Comparison of patients with complete and partial biotinidase deficiency: Biochemical studies

Abstract

Seventeen partially biotinidase-deficient patients detected by neonatal screening or family studies were compared with four patients with classical biotinidase deficiency. Using a sensitive HPLC method for biotinidase in plasma (substrate: biocytin) the patients could be divided into two groups: one with residual biotinidase activity, and the second with undetectable biotinidase activity (0-activity). Biocytin excretion, characteristically elevated in 0-activity patients, decreased rapidly with increasing residual biotinidase activity and was almost normal when residual activity exceeded 2–3% of mean normal. In one patient with classical disease (0-activity) biotin deficiency, typical organic aciduria and multiple carboxylase deficiency were found as early as at the second week of life.

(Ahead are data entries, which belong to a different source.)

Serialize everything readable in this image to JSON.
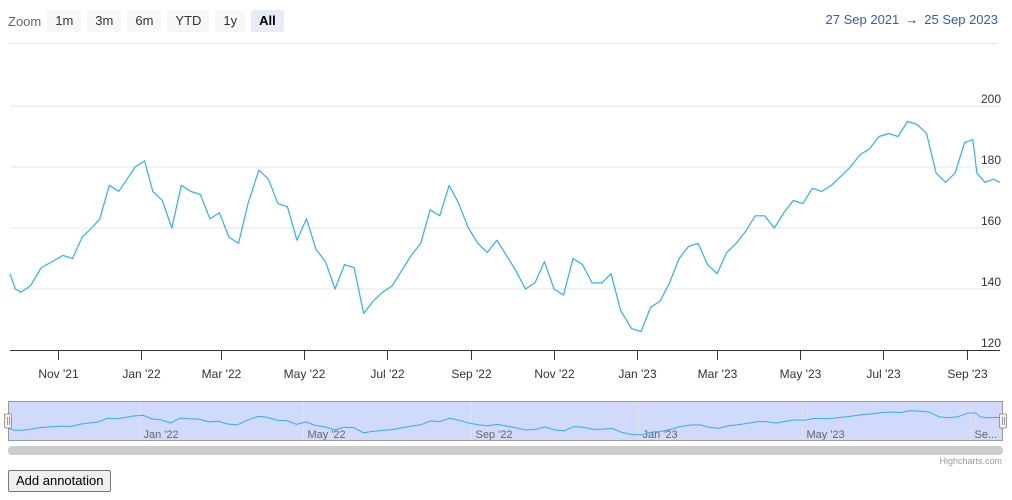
{
  "toolbar": {
    "zoom_label": "Zoom",
    "buttons": [
      "1m",
      "3m",
      "6m",
      "YTD",
      "1y",
      "All"
    ],
    "active": "All"
  },
  "range": {
    "from": "27 Sep 2021",
    "arrow": "→",
    "to": "25 Sep 2023"
  },
  "credits": "Highcharts.com",
  "annotation_button": "Add annotation",
  "colors": {
    "series": "#2caffe",
    "navigator_fill": "#ccd6f9",
    "navigator_border": "#999999",
    "scrollbar": "#cccccc"
  },
  "chart_data": {
    "type": "line",
    "title": "",
    "xlabel": "",
    "ylabel": "",
    "x_range": [
      "2021-09-27",
      "2023-09-25"
    ],
    "ylim": [
      120,
      200
    ],
    "y_ticks": [
      120,
      140,
      160,
      180,
      200
    ],
    "x_ticks": [
      {
        "date": "2021-11-01",
        "label": "Nov '21"
      },
      {
        "date": "2022-01-01",
        "label": "Jan '22"
      },
      {
        "date": "2022-03-01",
        "label": "Mar '22"
      },
      {
        "date": "2022-05-01",
        "label": "May '22"
      },
      {
        "date": "2022-07-01",
        "label": "Jul '22"
      },
      {
        "date": "2022-09-01",
        "label": "Sep '22"
      },
      {
        "date": "2022-11-01",
        "label": "Nov '22"
      },
      {
        "date": "2023-01-01",
        "label": "Jan '23"
      },
      {
        "date": "2023-03-01",
        "label": "Mar '23"
      },
      {
        "date": "2023-05-01",
        "label": "May '23"
      },
      {
        "date": "2023-07-01",
        "label": "Jul '23"
      },
      {
        "date": "2023-09-01",
        "label": "Sep '23"
      }
    ],
    "navigator_ticks": [
      {
        "date": "2022-01-01",
        "label": "Jan '22"
      },
      {
        "date": "2022-05-01",
        "label": "May '22"
      },
      {
        "date": "2022-09-01",
        "label": "Sep '22"
      },
      {
        "date": "2023-01-01",
        "label": "Jan '23"
      },
      {
        "date": "2023-05-01",
        "label": "May '23"
      },
      {
        "date": "2023-09-01",
        "label": "Se..."
      }
    ],
    "grid": true,
    "series": [
      {
        "values": [
          [
            "2021-09-27",
            145
          ],
          [
            "2021-10-01",
            140
          ],
          [
            "2021-10-05",
            139
          ],
          [
            "2021-10-12",
            141
          ],
          [
            "2021-10-20",
            147
          ],
          [
            "2021-10-28",
            149
          ],
          [
            "2021-11-05",
            151
          ],
          [
            "2021-11-12",
            150
          ],
          [
            "2021-11-19",
            157
          ],
          [
            "2021-11-26",
            160
          ],
          [
            "2021-12-02",
            163
          ],
          [
            "2021-12-09",
            174
          ],
          [
            "2021-12-16",
            172
          ],
          [
            "2021-12-22",
            176
          ],
          [
            "2021-12-28",
            180
          ],
          [
            "2022-01-04",
            182
          ],
          [
            "2022-01-10",
            172
          ],
          [
            "2022-01-17",
            169
          ],
          [
            "2022-01-24",
            160
          ],
          [
            "2022-01-31",
            174
          ],
          [
            "2022-02-07",
            172
          ],
          [
            "2022-02-14",
            171
          ],
          [
            "2022-02-21",
            163
          ],
          [
            "2022-02-28",
            165
          ],
          [
            "2022-03-07",
            157
          ],
          [
            "2022-03-14",
            155
          ],
          [
            "2022-03-21",
            168
          ],
          [
            "2022-03-29",
            179
          ],
          [
            "2022-04-05",
            176
          ],
          [
            "2022-04-12",
            168
          ],
          [
            "2022-04-19",
            167
          ],
          [
            "2022-04-26",
            156
          ],
          [
            "2022-05-03",
            163
          ],
          [
            "2022-05-10",
            153
          ],
          [
            "2022-05-17",
            149
          ],
          [
            "2022-05-24",
            140
          ],
          [
            "2022-05-31",
            148
          ],
          [
            "2022-06-07",
            147
          ],
          [
            "2022-06-14",
            132
          ],
          [
            "2022-06-21",
            136
          ],
          [
            "2022-06-28",
            139
          ],
          [
            "2022-07-05",
            141
          ],
          [
            "2022-07-12",
            146
          ],
          [
            "2022-07-19",
            151
          ],
          [
            "2022-07-26",
            155
          ],
          [
            "2022-08-02",
            166
          ],
          [
            "2022-08-09",
            164
          ],
          [
            "2022-08-16",
            174
          ],
          [
            "2022-08-23",
            168
          ],
          [
            "2022-08-30",
            160
          ],
          [
            "2022-09-06",
            155
          ],
          [
            "2022-09-13",
            152
          ],
          [
            "2022-09-20",
            156
          ],
          [
            "2022-09-27",
            151
          ],
          [
            "2022-10-04",
            146
          ],
          [
            "2022-10-11",
            140
          ],
          [
            "2022-10-18",
            142
          ],
          [
            "2022-10-25",
            149
          ],
          [
            "2022-11-01",
            140
          ],
          [
            "2022-11-08",
            138
          ],
          [
            "2022-11-15",
            150
          ],
          [
            "2022-11-22",
            148
          ],
          [
            "2022-11-29",
            142
          ],
          [
            "2022-12-06",
            142
          ],
          [
            "2022-12-13",
            145
          ],
          [
            "2022-12-20",
            133
          ],
          [
            "2022-12-28",
            127
          ],
          [
            "2023-01-04",
            126
          ],
          [
            "2023-01-11",
            134
          ],
          [
            "2023-01-18",
            136
          ],
          [
            "2023-01-25",
            142
          ],
          [
            "2023-02-01",
            150
          ],
          [
            "2023-02-08",
            154
          ],
          [
            "2023-02-15",
            155
          ],
          [
            "2023-02-22",
            148
          ],
          [
            "2023-03-01",
            145
          ],
          [
            "2023-03-08",
            152
          ],
          [
            "2023-03-15",
            155
          ],
          [
            "2023-03-22",
            159
          ],
          [
            "2023-03-29",
            164
          ],
          [
            "2023-04-05",
            164
          ],
          [
            "2023-04-12",
            160
          ],
          [
            "2023-04-19",
            165
          ],
          [
            "2023-04-26",
            169
          ],
          [
            "2023-05-03",
            168
          ],
          [
            "2023-05-10",
            173
          ],
          [
            "2023-05-17",
            172
          ],
          [
            "2023-05-24",
            174
          ],
          [
            "2023-05-31",
            177
          ],
          [
            "2023-06-07",
            180
          ],
          [
            "2023-06-14",
            184
          ],
          [
            "2023-06-21",
            186
          ],
          [
            "2023-06-28",
            190
          ],
          [
            "2023-07-05",
            191
          ],
          [
            "2023-07-12",
            190
          ],
          [
            "2023-07-19",
            195
          ],
          [
            "2023-07-26",
            194
          ],
          [
            "2023-08-02",
            191
          ],
          [
            "2023-08-09",
            178
          ],
          [
            "2023-08-16",
            175
          ],
          [
            "2023-08-23",
            178
          ],
          [
            "2023-08-30",
            188
          ],
          [
            "2023-09-05",
            189
          ],
          [
            "2023-09-08",
            178
          ],
          [
            "2023-09-14",
            175
          ],
          [
            "2023-09-20",
            176
          ],
          [
            "2023-09-25",
            175
          ]
        ]
      }
    ]
  }
}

In contrast, 13 infants with residual activities from 1.2% to 23% had no remarkable clinical or biochemical abnormalities. However, in three 5-, 14- and 15-year-old healthy siblings with residual biotinidase activities between 2.3% and 4.2%, biotin deficiency was proven by decreased activities of the mitochondrial carboxylases in lymphocytes (30–57% of mean normal) and, in the older siblings, also by subnormal plasma biotin concentrations. In biotinidase deficiency, biotin depletion presumably occurs earlier in the brain than in other tissues and may thus first affect the central nervous system. For this reason and because of discrete biochemical abnormalities found in a patient with residual biotinidase activity of 8%, we suggest that at least all patients with residual activities below 10% should be treated with biotin.